Hitit kült metinlerine göre yeni yıl ve ilkbahar törenlerinde bir araya gelen tüm tanrılar ''Hava Tanrısı’nın Evi’nde'' toplanırlardı. Bu şenlikte kentin diğer tüm tapınak-larından tanrı heykellerinin törensel bir alayla Yazılıkaya’ya taşınmış olabileceği düşünülmektedir.

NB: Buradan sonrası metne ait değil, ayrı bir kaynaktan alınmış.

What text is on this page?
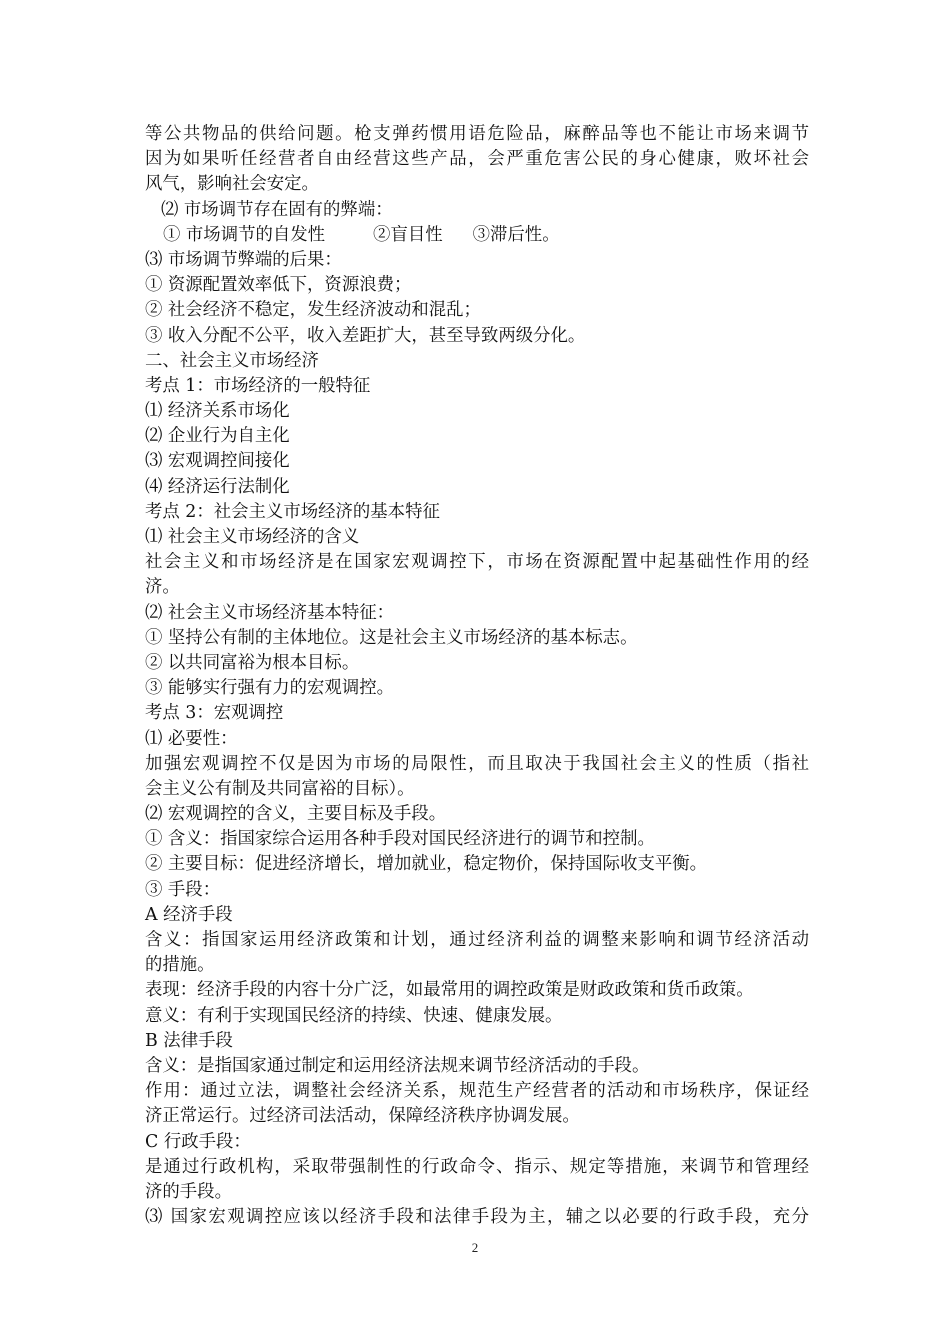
等公共物品的供给问题。枪支弹药惯用语危险品，麻醉品等也不能让市场来调节
因为如果听任经营者自由经营这些产品，会严重危害公民的身心健康，败坏社会
风气，影响社会安定。
⑵ 市场调节存在固有的弊端：
① 市场调节的自发性	②盲目性 ③滞后性。
⑶ 市场调节弊端的后果：
① 资源配置效率低下，资源浪费；
② 社会经济不稳定，发生经济波动和混乱；
③ 收入分配不公平，收入差距扩大，甚至导致两级分化。
二、社会主义市场经济
考点 1：市场经济的一般特征
⑴ 经济关系市场化
⑵ 企业行为自主化
⑶ 宏观调控间接化
⑷ 经济运行法制化
考点 2：社会主义市场经济的基本特征
⑴ 社会主义市场经济的含义
社会主义和市场经济是在国家宏观调控下，市场在资源配置中起基础性作用的经
济。
⑵ 社会主义市场经济基本特征：
① 坚持公有制的主体地位。这是社会主义市场经济的基本标志。
② 以共同富裕为根本目标。
③ 能够实行强有力的宏观调控。
考点 3：宏观调控
⑴ 必要性：
加强宏观调控不仅是因为市场的局限性，而且取决于我国社会主义的性质（指社
会主义公有制及共同富裕的目标）。
⑵ 宏观调控的含义，主要目标及手段。
① 含义：指国家综合运用各种手段对国民经济进行的调节和控制。
② 主要目标：促进经济增长，增加就业，稳定物价，保持国际收支平衡。
③ 手段：
A 经济手段
含义：指国家运用经济政策和计划，通过经济利益的调整来影响和调节经济活动
的措施。
表现：经济手段的内容十分广泛，如最常用的调控政策是财政政策和货币政策。
意义：有利于实现国民经济的持续、快速、健康发展。
B 法律手段
含义：是指国家通过制定和运用经济法规来调节经济活动的手段。
作用：通过立法，调整社会经济关系，规范生产经营者的活动和市场秩序，保证经
济正常运行。过经济司法活动，保障经济秩序协调发展。
C 行政手段：
是通过行政机构，采取带强制性的行政命令、指示、规定等措施，来调节和管理经
济的手段。
⑶ 国家宏观调控应该以经济手段和法律手段为主，辅之以必要的行政手段，充分
2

Yazılıkaya A Odası’nda kayaya işlenmiş kabartma figürlerin özel bir düzeni ve tertibi vardır. Burada sol kaya yüzeyinde ikisi dışında yalnız tanrılar, buna karşın sağ tarafta da yalnız tanrıçalar betimlenmiştir. Ana sahnede Hava Tanrısı ile eşi Güneş tanrıçası ve ortak çocuklarının karşılaşması tasvir edilmiştir. Ana sahnenin karşısındaki duvarda daha büyük boyutlarda büyük Kral lll/lV. Tudhalia betimlenmiştir. Kral Güneş Tanrısı’nın törensel kıyafetinde, elinde egemenlik sembolü olan ucu kıvrık asa tutar durumda, iki tepe üzerinde tasvir edilmiştir. Bu kutsal alanın bu kral tarafından yaptırıldığı, ya da son şeklini ebedileştirmek istediği sanılmaktadır.

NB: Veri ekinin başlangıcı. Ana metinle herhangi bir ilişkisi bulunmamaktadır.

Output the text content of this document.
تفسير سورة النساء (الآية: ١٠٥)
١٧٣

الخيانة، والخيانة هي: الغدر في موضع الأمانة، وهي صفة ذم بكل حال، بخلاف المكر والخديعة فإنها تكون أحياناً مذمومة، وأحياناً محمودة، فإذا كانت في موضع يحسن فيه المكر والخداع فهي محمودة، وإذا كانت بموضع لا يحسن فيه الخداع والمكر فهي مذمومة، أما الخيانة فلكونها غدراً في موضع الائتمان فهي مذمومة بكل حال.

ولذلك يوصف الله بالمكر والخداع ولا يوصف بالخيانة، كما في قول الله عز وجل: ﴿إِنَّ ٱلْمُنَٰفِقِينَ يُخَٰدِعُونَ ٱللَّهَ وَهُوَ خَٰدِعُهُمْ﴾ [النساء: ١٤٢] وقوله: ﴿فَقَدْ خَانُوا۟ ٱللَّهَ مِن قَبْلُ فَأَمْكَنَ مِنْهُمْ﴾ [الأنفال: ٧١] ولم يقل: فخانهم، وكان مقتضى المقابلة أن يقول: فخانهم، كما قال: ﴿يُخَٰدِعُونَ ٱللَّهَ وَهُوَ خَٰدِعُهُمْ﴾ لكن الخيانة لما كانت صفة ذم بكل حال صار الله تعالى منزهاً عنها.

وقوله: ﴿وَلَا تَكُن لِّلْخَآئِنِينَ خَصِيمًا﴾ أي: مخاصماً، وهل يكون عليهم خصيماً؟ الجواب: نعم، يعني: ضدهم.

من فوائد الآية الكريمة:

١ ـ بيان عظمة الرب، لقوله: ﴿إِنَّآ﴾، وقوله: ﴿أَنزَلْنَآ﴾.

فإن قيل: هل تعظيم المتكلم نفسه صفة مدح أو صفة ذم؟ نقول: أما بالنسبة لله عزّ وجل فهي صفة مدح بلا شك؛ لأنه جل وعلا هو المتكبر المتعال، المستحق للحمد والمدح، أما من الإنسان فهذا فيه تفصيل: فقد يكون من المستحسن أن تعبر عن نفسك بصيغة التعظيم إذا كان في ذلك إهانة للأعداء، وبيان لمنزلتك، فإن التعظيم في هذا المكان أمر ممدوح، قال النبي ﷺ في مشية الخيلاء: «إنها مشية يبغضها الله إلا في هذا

B odasındaki kabartmalar ana odadaki gibi kuşaklar halinde değildir; yan duvarlara dört bağımsız figür işlenmiştir. A odası’nın başlangıcında tanrılar geçidinde de tasvir edilen ve orak biçimli kılıç taşıyan On İki Tanrı ve ''Kılıç Tanrısı'' Nergal, öbür dünya ile ilişki kuran yer altı tanrıları anlamında olmalıdır. Büyük Kral lll/lV. Tudhalia’nın koruyucu tanrısı olan Şarruma, krala sarılmış ve ona yol gösteren bir durumda tasvir edilmiştir. Büyük Kral lll/lV. Tudhalia’nın hiyeroglifle yazılı ismi, B odasının sağ duvarının ön tarafında bir defa daha yer almaktadır. Hemen yakının da ise bir heykel kaidesi olabilecek taş blok durmaktadır. Olasılıkla burada kralın bir heykeli bulunuyordu. Çünkü Tudhalia’nın oğlu ll. Şuppiluliuma’nın babası için anılacağı bir yer, bir “Ebedi Hegur” yaptırdığı ve içine heykelini koydurduğu çivi yazılı bir tablette anlatılmaktadır.